Sudan accused of Darfur air attack

Children at a school and people at a market in Darfur are said to have died.

Sudan map with Darfur
‘Continuous bombardment’

“The Shegeg Karo school was hit and one classroom was destroyed. It was in session. The youngest child to die was five-year-old Yusuf Adam Hamid,” said the statement.

The aid organisations said that two other children were seriously wounded and another 30 lightly injured.

Ahmed Hussein Adam, the London-based spokesman for the rebel group Justice and Equality movement (JEM), said: “There has been continuous bombardment by Antonov aircraft for three days.

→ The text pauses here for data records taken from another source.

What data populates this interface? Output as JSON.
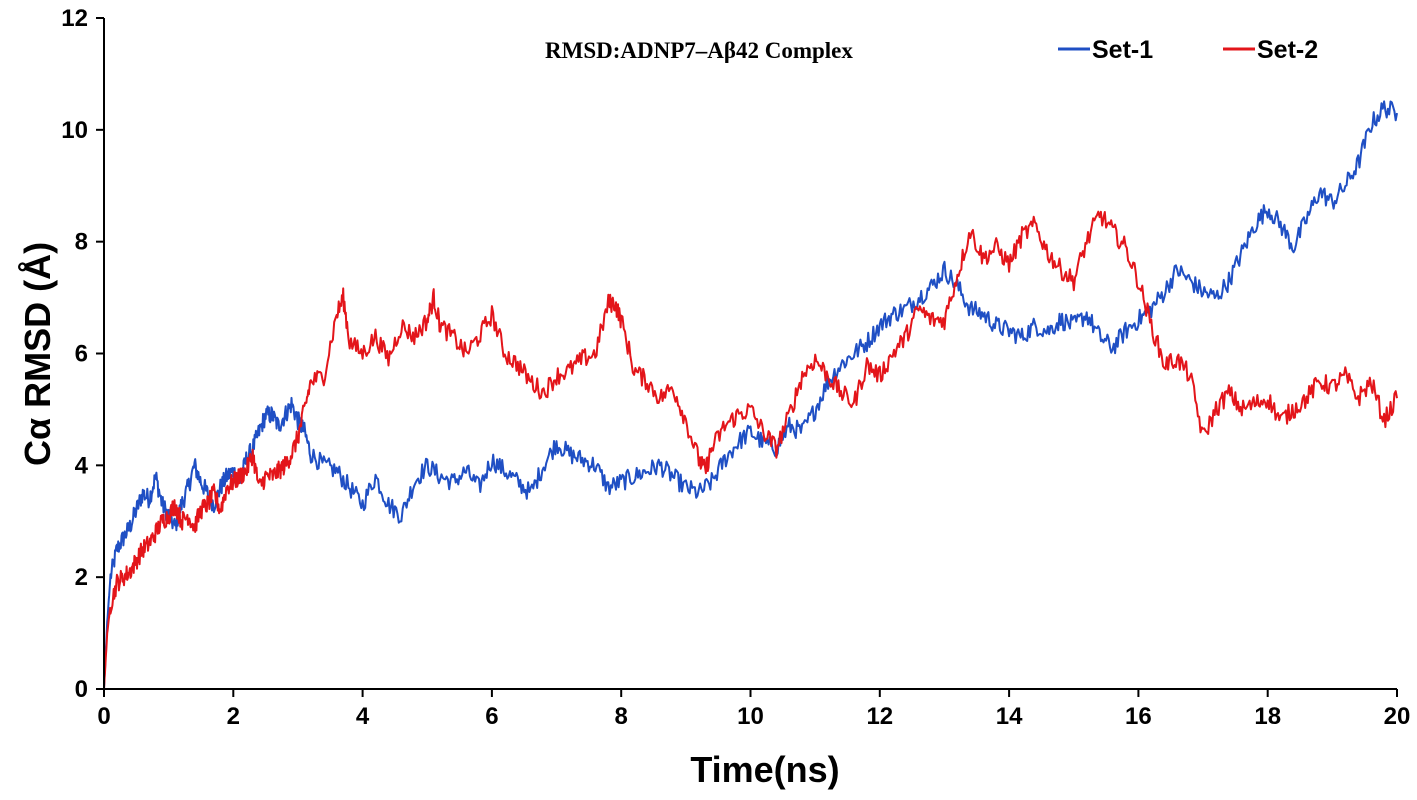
{
  "chart_data": {
    "type": "line",
    "title": "RMSD:ADNP7–Aβ42 Complex",
    "xlabel": "Time(ns)",
    "ylabel": "Cα RMSD (Å)",
    "xlim": [
      0,
      20
    ],
    "ylim": [
      0,
      12
    ],
    "xticks": [
      "0",
      "2",
      "4",
      "6",
      "8",
      "10",
      "12",
      "14",
      "16",
      "18",
      "20"
    ],
    "yticks": [
      "0",
      "2",
      "4",
      "6",
      "8",
      "10",
      "12"
    ],
    "grid": false,
    "legend_position": "top-right",
    "series": [
      {
        "name": "Set-1",
        "color": "#1f4fc4",
        "x": [
          0,
          0.05,
          0.1,
          0.2,
          0.3,
          0.4,
          0.5,
          0.6,
          0.7,
          0.8,
          0.9,
          1.0,
          1.1,
          1.2,
          1.3,
          1.4,
          1.5,
          1.6,
          1.7,
          1.8,
          1.9,
          2.0,
          2.1,
          2.2,
          2.3,
          2.4,
          2.5,
          2.6,
          2.7,
          2.8,
          2.9,
          3.0,
          3.1,
          3.2,
          3.4,
          3.6,
          3.8,
          4.0,
          4.2,
          4.4,
          4.6,
          4.8,
          5.0,
          5.2,
          5.4,
          5.6,
          5.8,
          6.0,
          6.2,
          6.4,
          6.6,
          6.8,
          7.0,
          7.2,
          7.4,
          7.6,
          7.8,
          8.0,
          8.2,
          8.4,
          8.6,
          8.8,
          9.0,
          9.2,
          9.4,
          9.6,
          9.8,
          10.0,
          10.2,
          10.4,
          10.6,
          10.8,
          11.0,
          11.2,
          11.4,
          11.6,
          11.8,
          12.0,
          12.2,
          12.4,
          12.6,
          12.8,
          13.0,
          13.2,
          13.4,
          13.6,
          13.8,
          14.0,
          14.2,
          14.4,
          14.6,
          14.8,
          15.0,
          15.2,
          15.4,
          15.6,
          15.8,
          16.0,
          16.2,
          16.4,
          16.6,
          16.8,
          17.0,
          17.2,
          17.4,
          17.6,
          17.8,
          18.0,
          18.2,
          18.4,
          18.6,
          18.8,
          19.0,
          19.2,
          19.4,
          19.6,
          19.8,
          20.0
        ],
        "y": [
          0.0,
          1.2,
          2.0,
          2.5,
          2.7,
          2.9,
          3.2,
          3.5,
          3.4,
          3.8,
          3.3,
          3.1,
          2.9,
          3.3,
          3.6,
          4.0,
          3.7,
          3.5,
          3.3,
          3.6,
          3.8,
          3.9,
          3.7,
          4.1,
          4.3,
          4.6,
          4.9,
          4.9,
          4.7,
          4.9,
          5.1,
          4.8,
          4.6,
          4.2,
          4.0,
          3.9,
          3.6,
          3.3,
          3.8,
          3.3,
          3.1,
          3.7,
          4.0,
          3.8,
          3.7,
          3.9,
          3.6,
          4.1,
          3.9,
          3.7,
          3.5,
          4.0,
          4.4,
          4.2,
          4.1,
          4.0,
          3.6,
          3.7,
          3.8,
          3.9,
          4.0,
          3.8,
          3.6,
          3.5,
          3.7,
          4.1,
          4.4,
          4.6,
          4.4,
          4.3,
          4.7,
          4.6,
          5.0,
          5.5,
          5.8,
          6.0,
          6.2,
          6.5,
          6.7,
          6.8,
          7.0,
          7.2,
          7.5,
          7.2,
          6.8,
          6.7,
          6.5,
          6.4,
          6.3,
          6.5,
          6.4,
          6.6,
          6.5,
          6.7,
          6.3,
          6.1,
          6.4,
          6.6,
          6.8,
          7.1,
          7.5,
          7.3,
          7.1,
          7.0,
          7.3,
          7.8,
          8.3,
          8.6,
          8.3,
          7.9,
          8.4,
          8.9,
          8.7,
          9.0,
          9.4,
          10.1,
          10.4,
          10.3
        ]
      },
      {
        "name": "Set-2",
        "color": "#e3151a",
        "x": [
          0,
          0.05,
          0.1,
          0.2,
          0.3,
          0.4,
          0.5,
          0.6,
          0.7,
          0.8,
          0.9,
          1.0,
          1.1,
          1.2,
          1.3,
          1.4,
          1.5,
          1.6,
          1.7,
          1.8,
          1.9,
          2.0,
          2.1,
          2.2,
          2.3,
          2.4,
          2.5,
          2.6,
          2.7,
          2.8,
          2.9,
          3.0,
          3.1,
          3.2,
          3.4,
          3.6,
          3.7,
          3.8,
          4.0,
          4.2,
          4.4,
          4.6,
          4.8,
          5.0,
          5.1,
          5.2,
          5.4,
          5.6,
          5.8,
          6.0,
          6.2,
          6.4,
          6.6,
          6.8,
          7.0,
          7.2,
          7.4,
          7.6,
          7.8,
          7.9,
          8.0,
          8.2,
          8.4,
          8.6,
          8.8,
          9.0,
          9.2,
          9.3,
          9.4,
          9.6,
          9.8,
          10.0,
          10.2,
          10.4,
          10.6,
          10.8,
          11.0,
          11.2,
          11.4,
          11.6,
          11.8,
          12.0,
          12.2,
          12.4,
          12.6,
          12.8,
          13.0,
          13.2,
          13.4,
          13.6,
          13.8,
          14.0,
          14.2,
          14.4,
          14.6,
          14.8,
          15.0,
          15.2,
          15.4,
          15.6,
          15.8,
          16.0,
          16.2,
          16.4,
          16.6,
          16.8,
          17.0,
          17.2,
          17.4,
          17.6,
          17.8,
          18.0,
          18.2,
          18.4,
          18.6,
          18.8,
          19.0,
          19.2,
          19.4,
          19.6,
          19.8,
          20.0
        ],
        "y": [
          0.0,
          1.0,
          1.5,
          1.9,
          2.0,
          2.1,
          2.3,
          2.5,
          2.6,
          2.8,
          3.0,
          3.1,
          3.3,
          3.0,
          3.1,
          2.9,
          3.2,
          3.3,
          3.5,
          3.2,
          3.6,
          3.7,
          3.8,
          3.9,
          4.2,
          3.6,
          3.8,
          3.8,
          3.9,
          4.0,
          4.2,
          4.5,
          5.0,
          5.5,
          5.6,
          6.7,
          7.0,
          6.2,
          6.0,
          6.3,
          5.9,
          6.5,
          6.3,
          6.6,
          7.0,
          6.5,
          6.3,
          6.0,
          6.3,
          6.7,
          6.0,
          5.8,
          5.5,
          5.3,
          5.6,
          5.7,
          5.9,
          6.0,
          6.9,
          6.9,
          6.6,
          5.7,
          5.5,
          5.2,
          5.4,
          4.8,
          4.1,
          3.9,
          4.3,
          4.7,
          4.9,
          5.0,
          4.6,
          4.3,
          4.9,
          5.6,
          5.9,
          5.6,
          5.3,
          5.1,
          5.8,
          5.6,
          6.0,
          6.3,
          6.8,
          6.6,
          6.6,
          7.4,
          8.2,
          7.7,
          7.9,
          7.6,
          8.1,
          8.3,
          7.8,
          7.5,
          7.3,
          8.0,
          8.5,
          8.2,
          7.9,
          7.3,
          6.5,
          5.8,
          5.9,
          5.6,
          4.5,
          5.0,
          5.3,
          5.0,
          5.1,
          5.2,
          4.8,
          5.0,
          5.2,
          5.5,
          5.4,
          5.6,
          5.2,
          5.5,
          4.8,
          5.2
        ]
      }
    ]
  }
}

“On Sunday morning, they bombarded a village in the area of Al-Ain and killed three children of the local leader Sheikh Mahmud Bakr and injured another one,” Adam said.

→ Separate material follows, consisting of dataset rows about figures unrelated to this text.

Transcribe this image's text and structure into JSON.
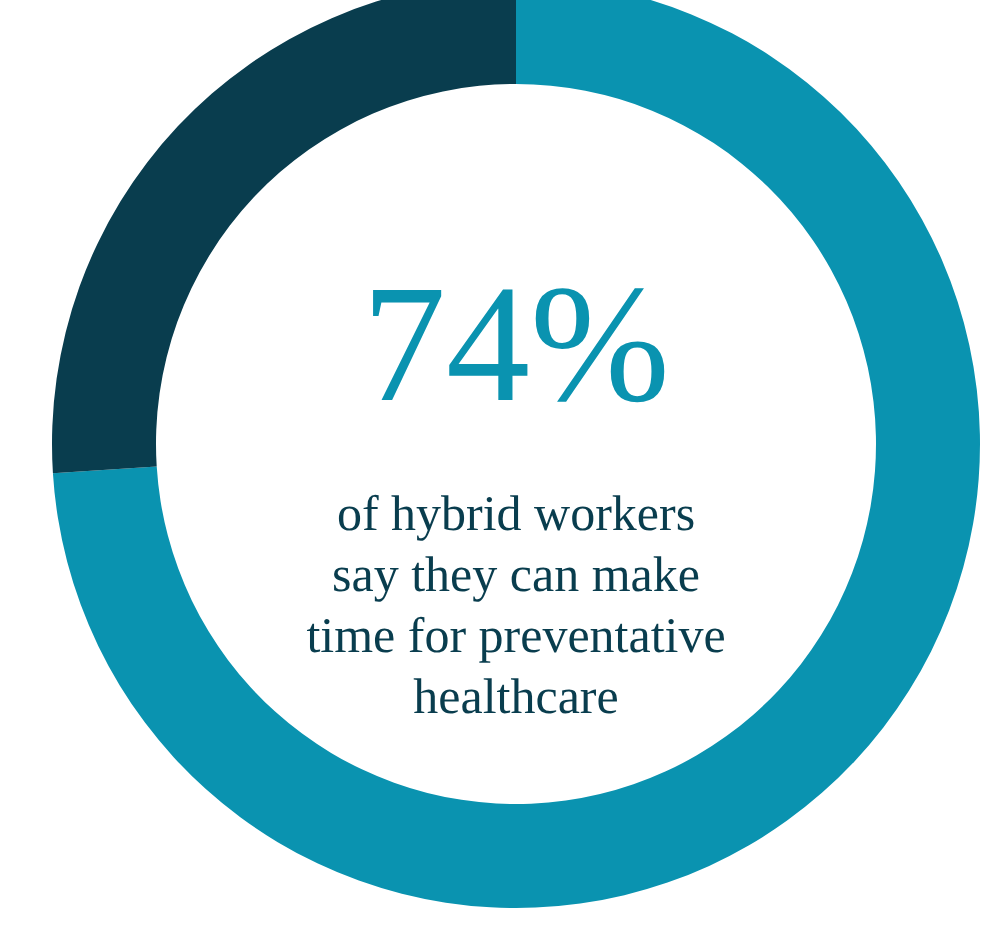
{
  "chart_data": {
    "type": "donut",
    "categories": [
      null,
      null
    ],
    "values": [
      74,
      26
    ],
    "colors": [
      "#0a93b0",
      "#093d4e"
    ],
    "annotations": [
      "74%",
      "of hybrid workers\nsay they can make\ntime for preventative\nhealthcare"
    ]
  }
}
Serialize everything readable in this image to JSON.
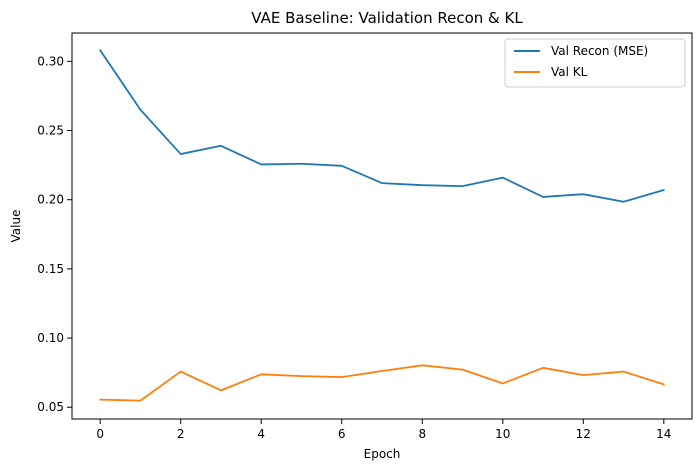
{
  "chart_data": {
    "type": "line",
    "title": "VAE Baseline: Validation Recon & KL",
    "xlabel": "Epoch",
    "ylabel": "Value",
    "xlim": [
      -0.7,
      14.7
    ],
    "ylim": [
      0.0415,
      0.3205
    ],
    "xticks": [
      0,
      2,
      4,
      6,
      8,
      10,
      12,
      14
    ],
    "yticks": [
      0.05,
      0.1,
      0.15,
      0.2,
      0.25,
      0.3
    ],
    "xtick_labels": [
      "0",
      "2",
      "4",
      "6",
      "8",
      "10",
      "12",
      "14"
    ],
    "ytick_labels": [
      "0.05",
      "0.10",
      "0.15",
      "0.20",
      "0.25",
      "0.30"
    ],
    "grid": false,
    "legend_position": "top-right",
    "x": [
      0,
      1,
      2,
      3,
      4,
      5,
      6,
      7,
      8,
      9,
      10,
      11,
      12,
      13,
      14
    ],
    "series": [
      {
        "name": "Val Recon (MSE)",
        "color": "#1f77b4",
        "values": [
          0.308,
          0.265,
          0.233,
          0.239,
          0.2255,
          0.226,
          0.2245,
          0.212,
          0.2105,
          0.2098,
          0.216,
          0.202,
          0.204,
          0.1985,
          0.207
        ]
      },
      {
        "name": "Val KL",
        "color": "#ff7f0e",
        "values": [
          0.0555,
          0.0548,
          0.0758,
          0.0622,
          0.0738,
          0.0725,
          0.0718,
          0.0762,
          0.0803,
          0.0772,
          0.0672,
          0.0785,
          0.0732,
          0.0758,
          0.0665
        ]
      }
    ]
  }
}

He claimed government had also destroyed wells and other water resources in the aerial bombardment.

According to the JEM, Sudanese forces also bombed a busy market area.

“Yesterday afternoon they killed 11 civilians and injured three women and two children when they bombed the market in Shugag Karo, near Deir Maza,” Adam said.

“It was market day and there were a lot of people concentrated in one place.”

Deliberate attacks

Adam said the attacks deliberately targeted civilians as “there was not a single armed element from the rebel movements in the area”.
  
“It is very clear that the government of Sudan does not want to go for any political solution, they just want to impose a military solution,” Adam said.

The Sudanese army has not confirmed the bombardment.

The Sudanese army has always denied bombing in the area, which would have been a violation of a UN Security Council resolution.

However, only last week, a joint UN-African Union peacekeeping mission confirmed earlier rebel reports of bombing in North Darfur, in spite of government denials.

Many hindrances

Meanwhile, the transitional regional authority for Darfur, led by Mini Minawi, a former rebel leader who signed a peace deal with the government two years and became a senior presidential assistant, said it would suspend its participation in the national unity government for a day.

The decision was in protest over what the authority says is the slow pace in implementing the peace deal.

Minawi listed a number of obstacles that had delayed the implementation of the agreement.

The list included the failure to disarm the Janjawid, ongoing arrests, and the absence of development projects in Darfur and other regions.